AT91RM9200 SPIDEV初始化
AT91RM9200的spi驱动,对于EK板,原先的SPI是用于dataflash的。其代码如下:

static struct spi_board_info ek_spi_devices[] = {

{ /* DataFlash chip */

.modalias = "mtd_dataflash",

.chip_select = 0,

.max_speed_hz = 15 * 1000 * 1000,

},


我们需要将.modalias改成我们自己的spi设备名

在spi设备初始化代码中,class_register(&spidev_class)注册类,spi_register_driver(&spidev_spi)注册spidev驱动。

#drivers/spi/spidev.c

static int __init spidev_init(void)

{

int status;

/* Claim our 256 reserved device numbers. Then register a class

* that will key udev/mdev to add/remove /dev nodes.

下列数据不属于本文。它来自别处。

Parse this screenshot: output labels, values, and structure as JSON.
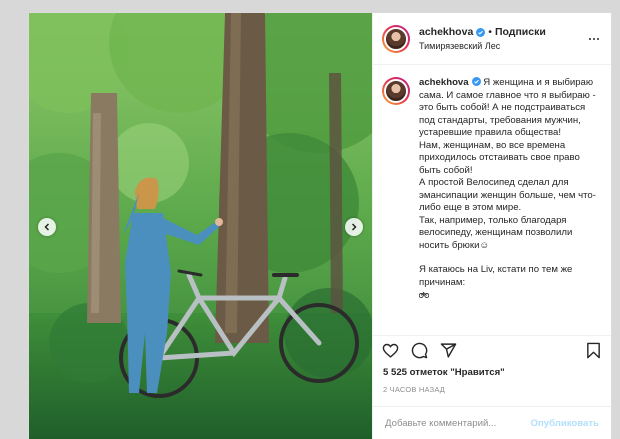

Last, register

* the driver which manages those device numbers.

*/

BUILD_BUG_ON(N_SPI_MINORS > 256);

status = register_chrdev(SPIDEV_MAJOR, "spi", &spidev_fops);

if (status < 0)

return status;

status = class_register(&spidev_class);

if (status < 0) {

unregister_chrdev(SPIDEV_MAJOR, spidev_spi.driver.name);

return status;

}

status = spi_register_driver(&spidev_spi);

if (status < 0) {

class_unregister(&spidev_class);

unregister_chrdev(SPIDEV_MAJOR, spidev_spi.driver.name);

}

return status;

}


挂载/sys

mount –t sysfs sysfs /sys

可以看到有/sys/class/spidev/spidev0.0,表明设备已经挂载在总线上了,同时与驱动联系起来。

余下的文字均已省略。